Video footage shot by a person in the crowd showed two officers stationed outside the door. Strongly outnumbered, they ended up withdrawing.
Byrd said he didn’t know there were any officers there. Because of the furniture stacked on his side of the door, he also couldn’t tell how many people were on the other side or whether they were carrying weapons.
“I couldn’t see what was on the other side,” Byrd said.
But he saw the person, now known to be Babbitt, start to come through the broken glass.
“I couldn’t fully see his hands or what was in the backpack or what the intentions were,” Byrd said. “But they had been violent up to this point. “
It was the first time Byrd had fired his gun in his 28 years in the force. Over the next few minutes, he helped the House members evacuate the building. He said it wasn’t until later that night, when he had a chance to watch television footage, that he understood the full extent of the Capitol Riot.
Attorney for the Babbitt family described the incident as an “ambush”, alleging the officer gave no warning before pulling the trigger. Babbitt’s family have signaled their intention to take civil action against the Capitol Police and had already filed court documents asking for the name of the officer who shot Babbitt.
Family attorney Terry Roberts did not respond to a request for comment.
Byrd said he actually felt a pain in his throat for days after yelling at protesters to stop and back up as they pounded on the glass doors.
Byrd also scoffed at claims by some that he had a political agenda.

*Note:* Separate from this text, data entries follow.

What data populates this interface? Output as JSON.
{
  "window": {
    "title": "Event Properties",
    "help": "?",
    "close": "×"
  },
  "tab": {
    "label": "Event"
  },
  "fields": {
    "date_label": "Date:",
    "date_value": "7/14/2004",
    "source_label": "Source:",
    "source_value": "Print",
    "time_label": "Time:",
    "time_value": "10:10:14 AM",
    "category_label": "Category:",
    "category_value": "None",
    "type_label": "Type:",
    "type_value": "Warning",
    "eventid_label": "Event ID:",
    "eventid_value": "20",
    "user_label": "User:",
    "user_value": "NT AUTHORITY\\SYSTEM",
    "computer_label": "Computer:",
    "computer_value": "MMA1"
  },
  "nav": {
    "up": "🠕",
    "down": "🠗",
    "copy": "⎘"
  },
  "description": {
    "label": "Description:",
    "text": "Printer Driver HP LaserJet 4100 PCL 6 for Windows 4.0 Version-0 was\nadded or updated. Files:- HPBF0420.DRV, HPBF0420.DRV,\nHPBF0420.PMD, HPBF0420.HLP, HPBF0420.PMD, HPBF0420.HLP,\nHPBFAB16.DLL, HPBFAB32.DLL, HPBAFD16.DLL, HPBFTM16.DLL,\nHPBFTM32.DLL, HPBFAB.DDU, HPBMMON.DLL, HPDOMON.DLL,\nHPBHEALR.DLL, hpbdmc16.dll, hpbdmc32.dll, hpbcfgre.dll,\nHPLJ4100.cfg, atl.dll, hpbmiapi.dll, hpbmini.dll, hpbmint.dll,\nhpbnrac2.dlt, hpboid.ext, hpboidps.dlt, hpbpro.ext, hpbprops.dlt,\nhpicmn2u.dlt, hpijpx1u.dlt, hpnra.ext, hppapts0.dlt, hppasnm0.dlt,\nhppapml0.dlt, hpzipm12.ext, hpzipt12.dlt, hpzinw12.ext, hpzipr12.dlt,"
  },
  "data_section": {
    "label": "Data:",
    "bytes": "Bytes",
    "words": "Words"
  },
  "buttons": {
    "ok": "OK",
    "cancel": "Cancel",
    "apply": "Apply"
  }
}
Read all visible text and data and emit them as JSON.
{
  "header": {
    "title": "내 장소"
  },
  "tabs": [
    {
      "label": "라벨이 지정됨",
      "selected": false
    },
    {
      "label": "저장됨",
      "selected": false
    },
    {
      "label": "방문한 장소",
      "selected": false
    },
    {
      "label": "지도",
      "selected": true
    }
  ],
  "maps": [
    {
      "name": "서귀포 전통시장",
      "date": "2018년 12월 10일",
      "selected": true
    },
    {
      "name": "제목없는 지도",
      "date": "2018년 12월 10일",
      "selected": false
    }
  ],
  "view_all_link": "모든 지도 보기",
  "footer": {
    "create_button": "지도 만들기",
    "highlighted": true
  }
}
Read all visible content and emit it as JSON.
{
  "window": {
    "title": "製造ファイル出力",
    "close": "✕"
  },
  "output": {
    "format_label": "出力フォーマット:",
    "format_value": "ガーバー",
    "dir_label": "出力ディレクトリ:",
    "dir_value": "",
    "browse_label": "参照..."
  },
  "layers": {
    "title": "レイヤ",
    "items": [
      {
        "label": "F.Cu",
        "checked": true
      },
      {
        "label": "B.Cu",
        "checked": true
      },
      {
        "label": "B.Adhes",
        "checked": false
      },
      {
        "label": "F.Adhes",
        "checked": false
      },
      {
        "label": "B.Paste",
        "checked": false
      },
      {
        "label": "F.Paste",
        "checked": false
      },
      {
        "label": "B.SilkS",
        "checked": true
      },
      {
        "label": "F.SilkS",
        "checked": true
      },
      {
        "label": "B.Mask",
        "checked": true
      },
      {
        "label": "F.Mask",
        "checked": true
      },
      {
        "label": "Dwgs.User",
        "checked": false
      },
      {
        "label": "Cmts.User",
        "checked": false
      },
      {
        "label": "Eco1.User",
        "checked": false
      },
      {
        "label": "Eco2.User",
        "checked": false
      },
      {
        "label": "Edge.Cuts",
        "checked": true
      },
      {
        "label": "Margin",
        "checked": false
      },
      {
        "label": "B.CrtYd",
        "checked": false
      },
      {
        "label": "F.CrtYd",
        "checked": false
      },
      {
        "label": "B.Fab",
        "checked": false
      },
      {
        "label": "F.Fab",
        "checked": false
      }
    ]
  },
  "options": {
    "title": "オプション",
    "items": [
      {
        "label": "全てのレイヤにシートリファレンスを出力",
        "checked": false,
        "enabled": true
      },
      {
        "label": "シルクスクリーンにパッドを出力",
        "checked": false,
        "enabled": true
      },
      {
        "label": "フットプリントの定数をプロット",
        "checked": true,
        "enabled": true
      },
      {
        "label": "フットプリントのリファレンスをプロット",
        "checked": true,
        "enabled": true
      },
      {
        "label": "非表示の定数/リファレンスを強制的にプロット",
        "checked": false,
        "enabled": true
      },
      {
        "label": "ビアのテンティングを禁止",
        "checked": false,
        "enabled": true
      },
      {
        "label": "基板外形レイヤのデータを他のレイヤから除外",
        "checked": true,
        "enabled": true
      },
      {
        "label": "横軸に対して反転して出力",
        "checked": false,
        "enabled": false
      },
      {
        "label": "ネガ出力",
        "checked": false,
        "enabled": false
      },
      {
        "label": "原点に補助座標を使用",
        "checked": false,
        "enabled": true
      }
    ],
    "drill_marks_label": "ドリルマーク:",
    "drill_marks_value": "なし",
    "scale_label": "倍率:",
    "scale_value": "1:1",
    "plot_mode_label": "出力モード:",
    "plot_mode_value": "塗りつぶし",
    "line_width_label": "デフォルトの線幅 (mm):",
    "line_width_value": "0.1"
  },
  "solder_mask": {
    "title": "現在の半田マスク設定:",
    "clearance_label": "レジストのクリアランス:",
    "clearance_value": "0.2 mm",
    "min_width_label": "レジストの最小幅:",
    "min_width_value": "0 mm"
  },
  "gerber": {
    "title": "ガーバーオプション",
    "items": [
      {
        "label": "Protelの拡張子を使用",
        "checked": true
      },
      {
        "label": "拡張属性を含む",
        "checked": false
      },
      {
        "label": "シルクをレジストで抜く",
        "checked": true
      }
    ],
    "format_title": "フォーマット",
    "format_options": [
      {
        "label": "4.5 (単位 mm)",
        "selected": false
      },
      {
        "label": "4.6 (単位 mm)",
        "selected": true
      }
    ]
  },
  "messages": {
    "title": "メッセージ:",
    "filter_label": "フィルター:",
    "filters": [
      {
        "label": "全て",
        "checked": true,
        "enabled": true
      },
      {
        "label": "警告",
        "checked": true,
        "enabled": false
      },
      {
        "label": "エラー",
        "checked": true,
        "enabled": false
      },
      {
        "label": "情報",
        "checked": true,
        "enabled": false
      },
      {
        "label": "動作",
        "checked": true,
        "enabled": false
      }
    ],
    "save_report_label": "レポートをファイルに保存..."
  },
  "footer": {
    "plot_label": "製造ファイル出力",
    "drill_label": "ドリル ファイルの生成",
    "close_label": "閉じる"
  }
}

“I do my job for Republicans, for Democrats, for whites, for blacks, reds, blues, greens,” he said. “I don’t care about your affiliation. “
He noted that when Trump was president, he had escorted him through Capitol on numerous occasions. “If he was on Capitol Hill and I was responsible for him, I would do the same for him and his family,” Byrd said.
In the days following January 6, Byrd’s name leaked to right-wing media and online forums. Then came the threats.
“They talked about killing me, cutting my head off,” Byrd said, adding that there had also been racist attacks.
“It’s disheartening because I know I was doing my job. “
The hardest part, he said, was the effect on his family. A tear slipped from Byrd’s eye and rolled down his right cheek as he lamented how the life he had built had been turned upside down.
“Sometimes you can’t do anything but cry,” Byrd said, his voice growing heavy. “You felt like you did your job. You helped protect our legislative leaders in this country and you fought for democracy and to keep them in place. “
An incident in Byrd’s past also attracted renewed attention online: In 2019, he left his service weapon in a bathroom, where it was eventually discovered by another officer.
In the NBC News interview, Byrd described the incident as a “terrible mistake.”
“I recognized him. I was penalized for it. I moved on, ”he said.
After remaining silent for seven months as investigations dragged on, Byrd said he wanted to speak out to counter the false claims of his actions that day, even though it exposed him to more threats and threats. vitriol.
“It’s something scary,” Byrd said. “Once again, I believe I showed the greatest courage on January 6, and it is time for me to do so now. “
He said he knows there are people who disagree with his actions that day, and maybe still.
“I hope they will understand that I did my job,” Byrd said. “There was an imminent threat and danger to members of Congress. I just want the truth to be told.